What is the best way to achieve this? Thanks a lot on beforehand.
Something like this ought to work:
>>> import re
>>>
>>> re.sub(r'\[(\d+)\]', r'\[\1\]', 'Foo[123].bar[x]')
'Foo\\[123\\].bar[x]'
You can do it without reaching for regexs like this:
s.replace('[', '\[').replace(']', '\]').replace('\[x\]', '[x]')
'Foo[123].bar[x]zzzzz'*100000, 2M characters long, I find that re.sub takes 250 ms (even making sure the pattern is compiled) whereas the replace only takes 36 ms.
A different approach, just put a slash before [] only if they aren't followed by x] or preceded by [x .
result = re.sub(r"(\[(?!x\])|(?<!\[x)\])", r"\\\1", subject)
Explanation:
# (\[(?!x\])|(?<!\[x)\])
#
# Match the regular expression below and capture its match into backreference number 1 «(\[(?!x\])|(?<!\[x)\])»

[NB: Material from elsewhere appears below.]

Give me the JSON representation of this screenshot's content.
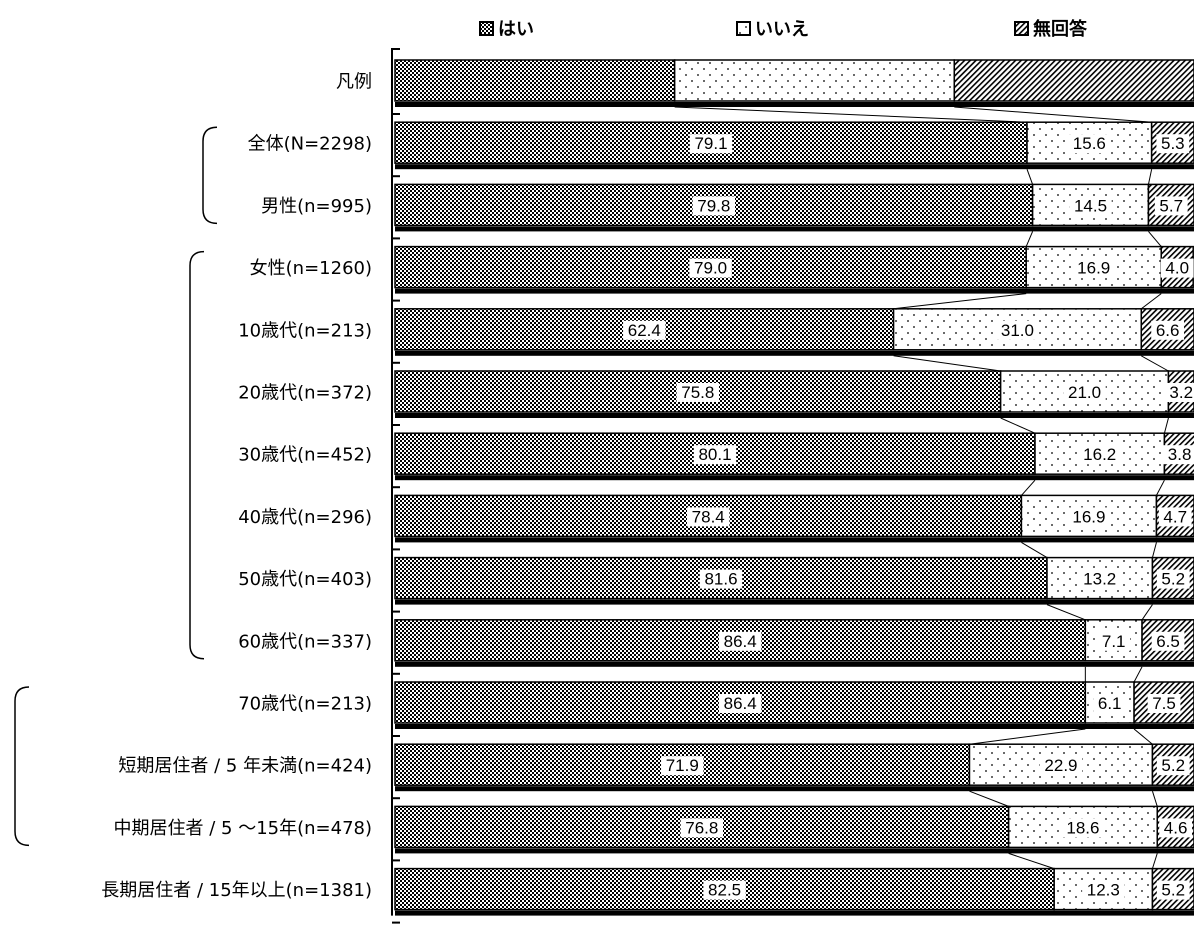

# Match either the regular expression below (attempting the next alternative only if this one fails) «\[(?!x\])»
# Match the character “[” literally «\[»
# Assert that it is impossible to match the regex below starting at this position (negative lookahead) «(?!x\])»
# Match the character “x” literally «x»
# Match the character “]” literally «\]»
# Or match regular expression number 2 below (the entire group fails if this one fails to match) «(?<!\[x)\]»
# Assert that it is impossible to match the regex below with the match ending at this position (negative lookbehind) «(?<!\[x)»
# Match the character “[” literally «\[»
# Match the character “x” literally «x»
# Match the character “]” literally «\]»